これらのドライブは受信アンテナの下端に取り付けられ、必要に応じてアンテナを垂直に整列させる役割を果たします。maxon のドライブソリューションは、コンパクトなデザインと軽量性に秀でています。油入式水中ドライブシステムの心臓部は、ブラシレス直流モータ (BLDC) と遊星歯車からなるモータとギアヘッドの組み合わせで構成されています。

「北海での三脚の実地試験の成功は、maxon の傑出した技術を証明しています」。

システムは、コントローラー (EPOS) とコンペンセータ (補償器) で構成されています。ユニットはプラスチックで覆われ、腐食から保護されています。このアプリケーションの仕様を満たすには、いくつかの変更が必要でした。EC-i 40 モータと GP 42 遊星ギアヘッドはカスタマイズされており、コンペンセータ (補償器) も既製品ではありません。代表的な潜水艦技術を模倣した二重シールにより、システムは巨大な水圧に耐えることができます。

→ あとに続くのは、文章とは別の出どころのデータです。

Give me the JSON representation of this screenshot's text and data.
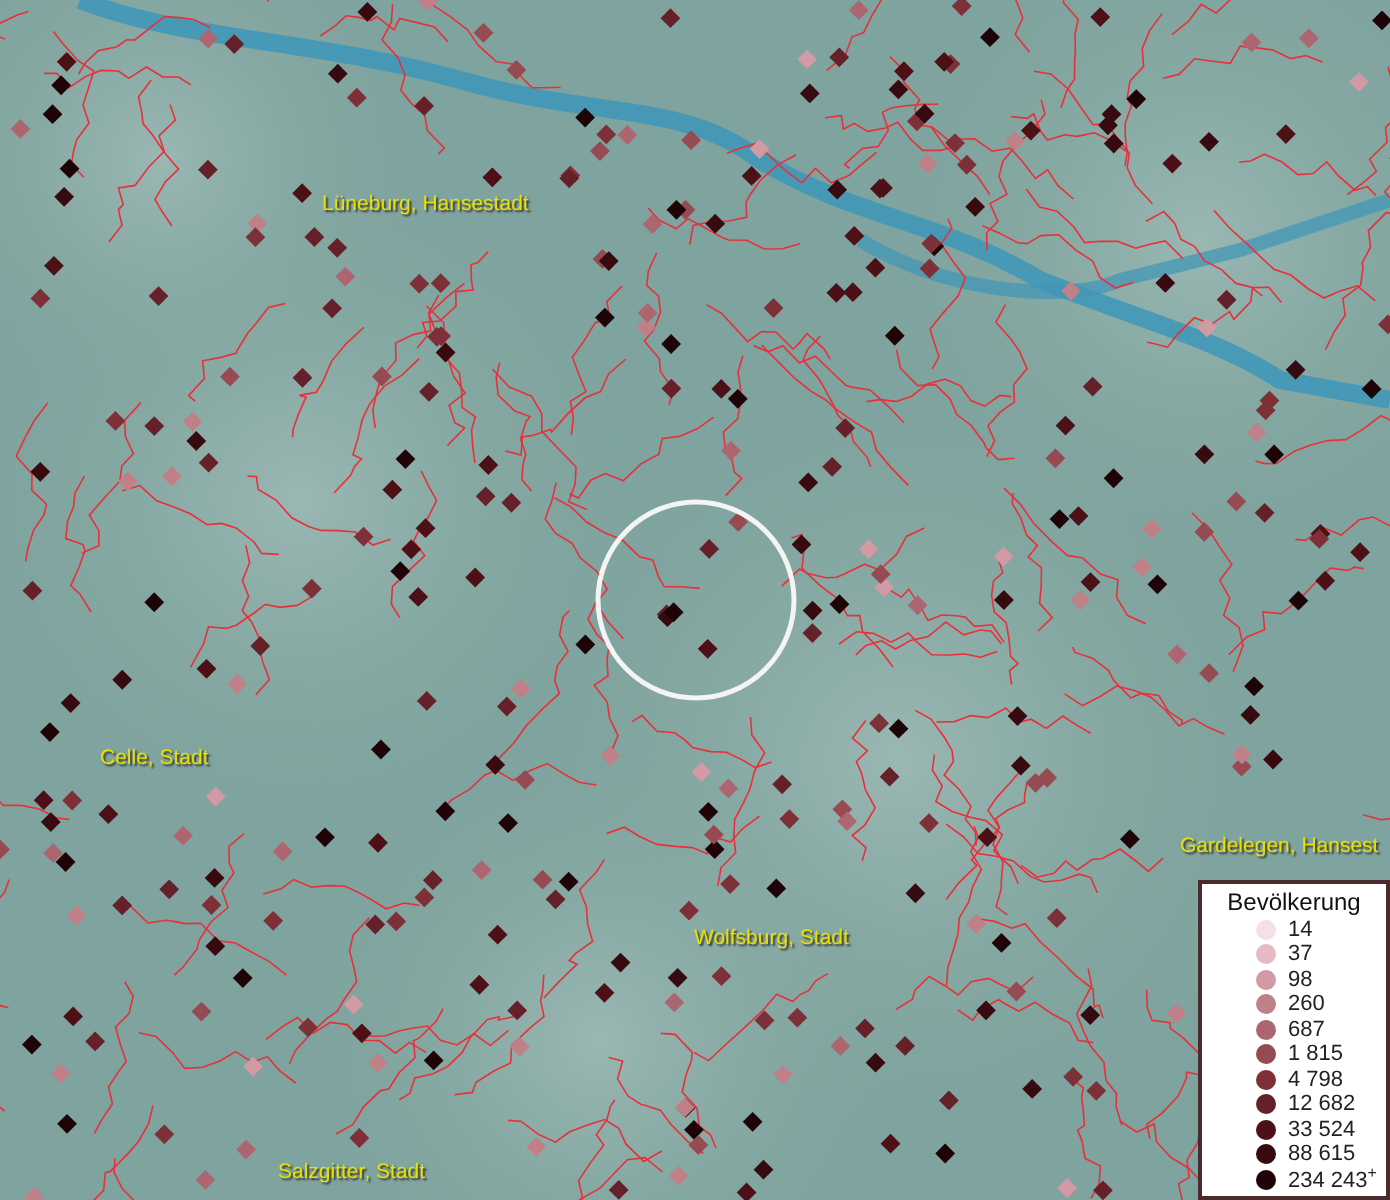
{
  "map": {
    "places": [
      {
        "name": "Lüneburg, Hansestadt"
      },
      {
        "name": "Celle, Stadt"
      },
      {
        "name": "Gardelegen, Hansest"
      },
      {
        "name": "Wolfsburg, Stadt"
      },
      {
        "name": "Salzgitter, Stadt"
      }
    ]
  },
  "legend": {
    "title": "Bevölkerung",
    "items": [
      {
        "label": "14",
        "color": "#f6dfe8"
      },
      {
        "label": "37",
        "color": "#e6b9c4"
      },
      {
        "label": "98",
        "color": "#d29aa5"
      },
      {
        "label": "260",
        "color": "#c08088"
      },
      {
        "label": "687",
        "color": "#ad6670"
      },
      {
        "label": "1 815",
        "color": "#964a52"
      },
      {
        "label": "4 798",
        "color": "#7e3038"
      },
      {
        "label": "12 682",
        "color": "#66202a"
      },
      {
        "label": "33 524",
        "color": "#4c1016"
      },
      {
        "label": "88 615",
        "color": "#360a0e"
      },
      {
        "label": "234 243$^{+}$",
        "color": "#1e0406"
      }
    ]
  }
}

水中ドライブの制御電子回路は、最大 600 bar の水圧に耐えることができる中立圧力ガラス球体に収容されています。これは、この極端な環境用途で直面する課題のひとつでした。ゼクサウにあるマクソンモータの Aquatic Solutions プロジェクトマネージャ、カーステン・ホルン氏は次のように述べています。「これは、新しい水中ドライブが使用される極めて画期的なプロジェクトです。北海での三脚の実地試験の成功は、maxon の傑出した技術を証明しています」。